Engraçado isso. 2004 foi o ano que eu mais mudei ou ao menos em que a mudança em mim foi a mais visível. Há exatamente um ano eu recebi esse texto da mesma forma: encaminhado pelo Serginho, meu colega de trabalho. Passado um ano, ele faz a mesma coisa. Eu, mudado, reajo da mesma forma. Lacrimejo os olhos nos mesmos pontos, respiro fundo nos mesmos trechos, me angustio nas mesmas passagens.

Marcelo Firpo é publicitário, trabalha na Matriz, é uma pessoa muito gente boa e está completando um ano como pai. Na ocasião, ele escreveu o texto abaixo.

Uma excelente semana pra todos nós.

SANTIAGO

"Por onde se começa um relato desses? Pela manhã do dia, quando o simples fato de se acordar mais cedo do que de costume para se fazer um exame aparentemente desencadeia um processo de parto? Pelo meio-dia, quando, ao chegar em casa, ouço simplesmente a frase "a bolsa rompeu" e me sinto num filme? Pela ida para o hospital, com todas as coisas demonstrando uma nitidez quase insuportável? Ou talvez pelo nascimento propriamente dito, a mão da médica buscando alguma coisa dentro da barriga aberta da Giselle e saindo de lá com essa coisa, vermelha, enrugada, cheia de cabelo e estranhamente familiar? Não sei. Acho melhor começar do começo e ir avançando. Não que faça mais sentido, mas por ser mais fácil mesmo.

De manhã. Em vez de acordar e ir pro meu trabalho, deixando a Giselle e seu barrigão dormindo como tenho feito nas últimas semanas, faço força para acordá-la, obedecendo a um pedido feito na noite anterior. Ela tem um exame marcado para as 9 horas, não deu pra marcar mais tarde. Mais dia menos dia essa criança nasce, então é melhor fazer logo.

A duríssimas penas ela carrega seu barrigão até o banheiro, cozinha, roupeiro, sempre comigo empurrando atrás, vou dar uma carona. Rua. Ao atravessar, ela começa a sentir uma série de contrações. Será que é hoje? Quarta, 3 de março, aniversário do Mojo, bom augúrio. Eu tinha sonhado que ia ser ontem.

Deixo-a na frente do laboratório com as recomendações de sempre, "qualquer coisa, liga."

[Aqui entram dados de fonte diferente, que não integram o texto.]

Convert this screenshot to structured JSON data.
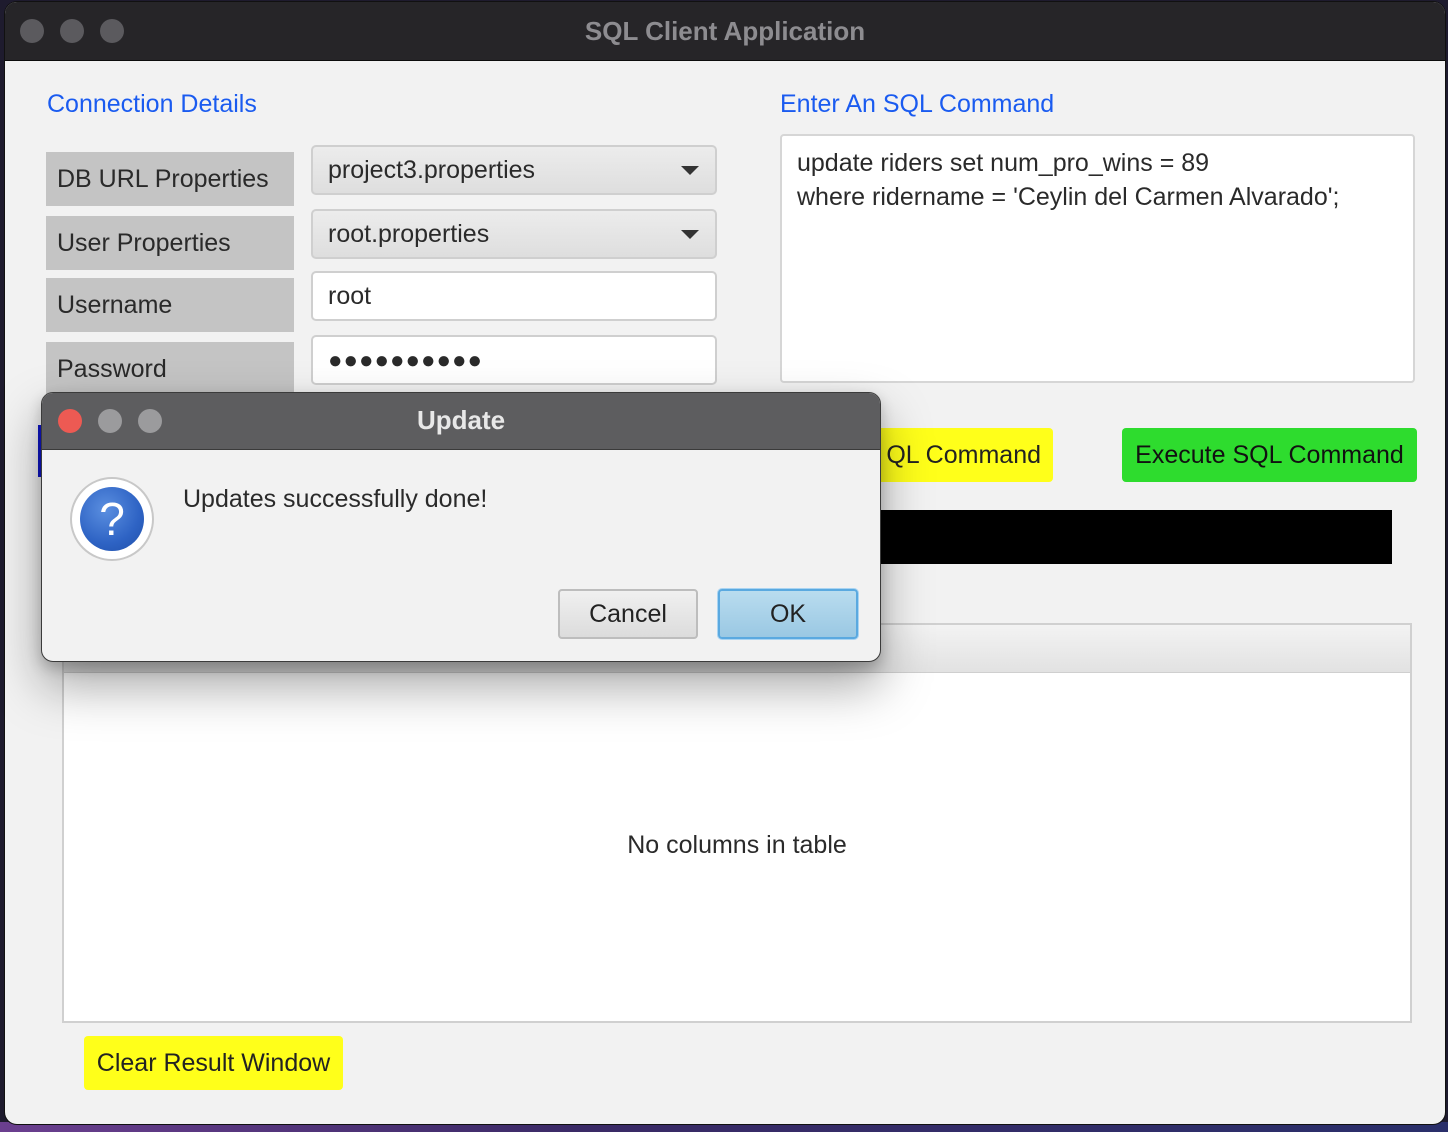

No trabalho, tenho uns cinco problemas pra resolver, mas não consigo entrar em nenhum deles. É como se eu soubesse que ia ser perda de tempo, que o que quer que eu fosse começar agora não ia terminar mesmo.

Ela liga: "Acho que é hoje mesmo, viu?" As duas mães, minha e dela, já foram chamadas, fico tranqüilo, organizando coisas. Chego em casa depois da uma e a primeira coisa que ouço ao abrir a porta é "A bolsa estourou." Uma suave irrealidade começa a tomar conta das coisas. Munidos de toalhas, descemos e vamos até o consultório da médica, e de lá pro hospital.

Tinha uma reunião às 14:30 e outra às 15:00. Depois de deixar Giselle e mãe no hospital, dou uma última passada no trabalho pra passar a bola pra alguém e começo a comunicar a esmo que o Santiago está pra nascer. As pessoas esperam que eu fique um pouco mais nervoso do que eu estou. Estou apressado, mas calmo, curtindo a situação toda. É legal chegar pra alguém e dizer: "Olha, preciso que tu me substitua nessa reunião, meu filho está nascendo neste exato momento, essas crianças, sabe como é..."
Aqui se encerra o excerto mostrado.